Настасья Филипповна вышла действительно бледная, как платок; но большие черные глаза ее сверкали на толпу как раскаленные угли; этого-то взгляда толпа и не вынесла; негодование обратилось в восторженные крики. Уже отворились дверцы кареты, уже Келлер подал невесте руку, как вдруг она вскрикнула и бросилась с крыльца прямо в народ. Все провожавшие ее оцепенели от изумления, толпа раздвинулась пред нею, и в пяти, в шести шагах от крыльца показался вдруг Рогожин. Его-то взгляд и поймала в толпе Настасья Филипповна. Она добежала до него как безумная, и схватила его за обе руки:

— Спаси меня! Увези меня! Куда хочешь, сейчас!

Рогожин подхватил ее почти на руки и чуть не поднес к карете. Затем, в один миг, вынул из портмоне сторублевую и протянул ее к кучеру.

— На железную дорогу, а поспеешь к машине, так еще сторублевую!

И сам прыгнул в карету за Настасьей Филипповной и затворил дверцы. Кучер не сомневался ни одной минуты и ударил по лошадям. Келлер сваливал потом на нечаянность: “еще одна секунда, и я бы нашелся, я бы не допустил!” объяснял он, рассказывая приключение. Он было схватил с Бурдовским другой экипаж, тут же случившийся, и бросился было в погоню, но раздумал, уже дорогой, что “во всяком случае поздно! Силой не воротишь”.

— Да и князь не захочет! — решил потрясенный Бурдовский.

А Рогожин и Настасья Филипповна доскакали до станции во-время. Выйдя из кареты Рогожин, почти садясь на машину, успел еще остановить одну проходившую девушку в старенькой, но приличной темной мантильке и в фуляровом платочке, накинутом на голову.

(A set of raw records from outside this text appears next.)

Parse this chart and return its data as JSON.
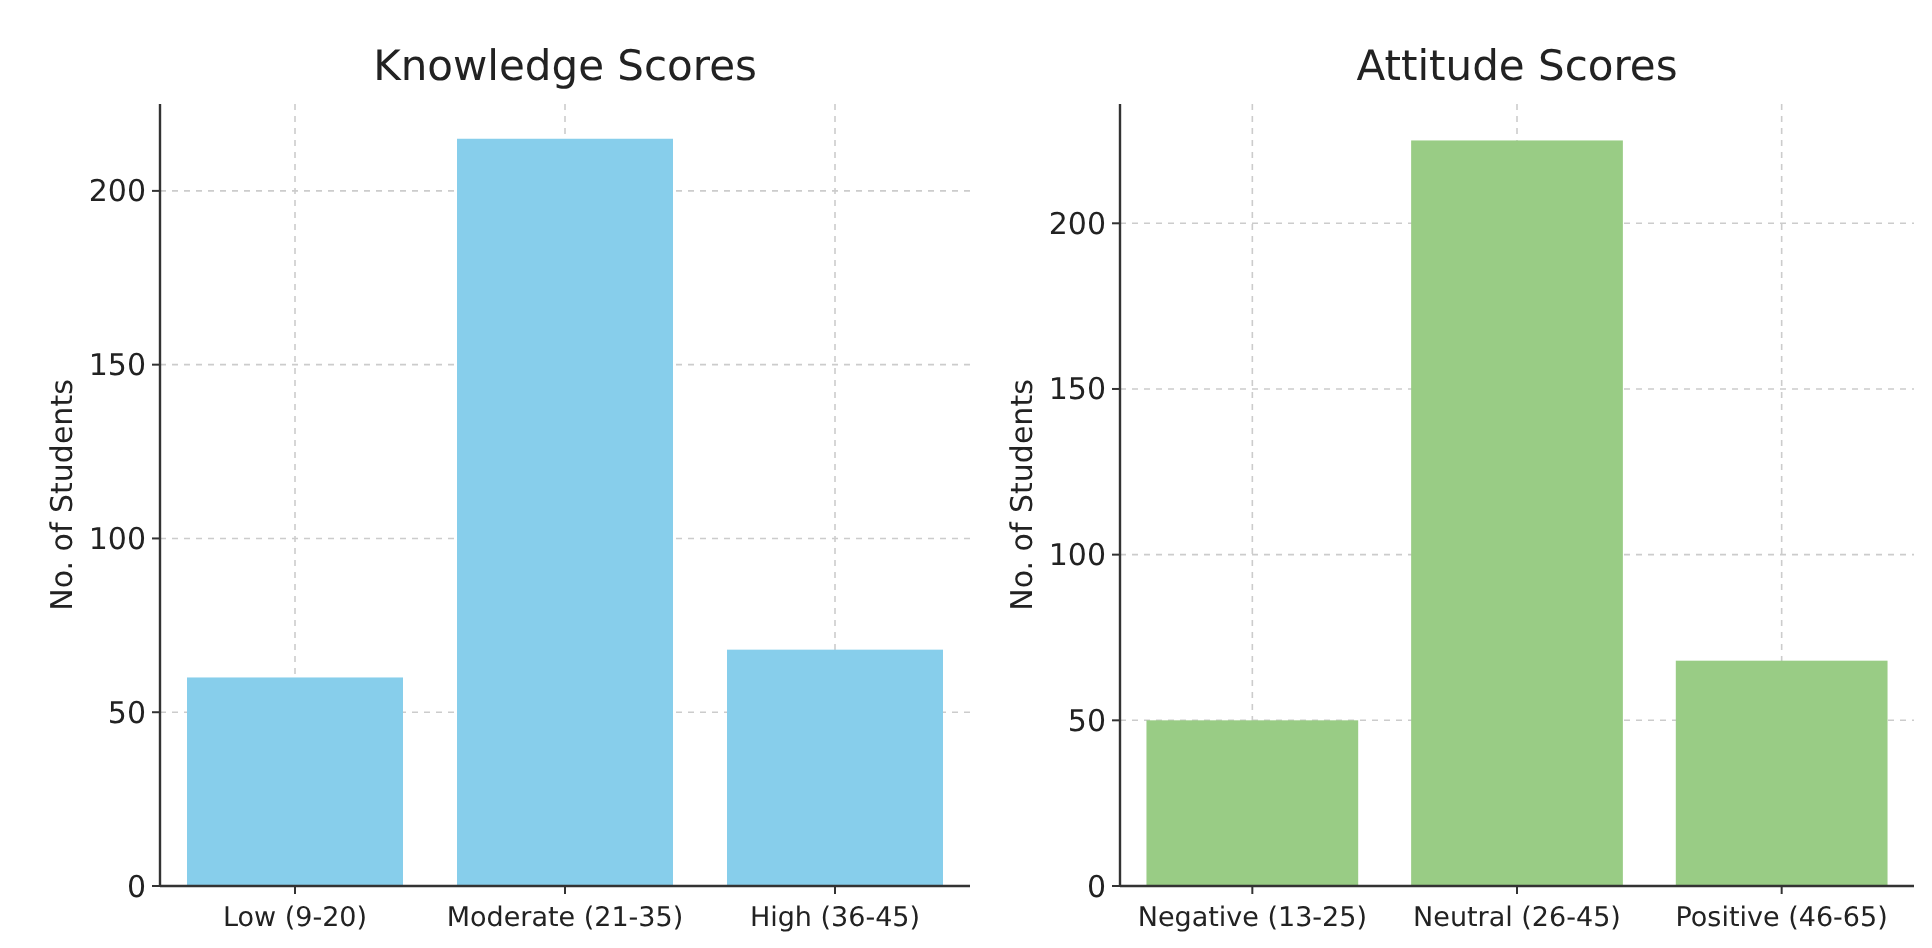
{
  "chart_data": [
    {
      "type": "bar",
      "title": "Knowledge Scores",
      "ylabel": "No. of Students",
      "categories": [
        "Low (9-20)",
        "Moderate (21-35)",
        "High (36-45)"
      ],
      "values": [
        60,
        215,
        68
      ],
      "color": "#87ceeb",
      "ylim": [
        0,
        225
      ],
      "yticks": [
        0,
        50,
        100,
        150,
        200
      ],
      "grid": true
    },
    {
      "type": "bar",
      "title": "Attitude Scores",
      "ylabel": "No. of Students",
      "categories": [
        "Negative (13-25)",
        "Neutral (26-45)",
        "Positive (46-65)"
      ],
      "values": [
        50,
        225,
        68
      ],
      "color": "#99cc85",
      "ylim": [
        0,
        236
      ],
      "yticks": [
        0,
        50,
        100,
        150,
        200
      ],
      "grid": true
    }
  ]
}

— Угодно пятьдесят рублев за вашу мантилью! — протянул он вдруг деньги девушке. Покамест та успела изумиться, пока еще собиралась понять, он уже всунул ей в руку пятидесятирублевую, снял мантилью с платком и накинул всё на плечи и на голову Настасье Филипповне. Слишком великолепный наряд ее бросался в глаза, остановил бы внимание в вагоне, и потом только поняла девушка для чего у нее купили, с таким для нее барышом, ее старую, ничего не стоившую рухлядь.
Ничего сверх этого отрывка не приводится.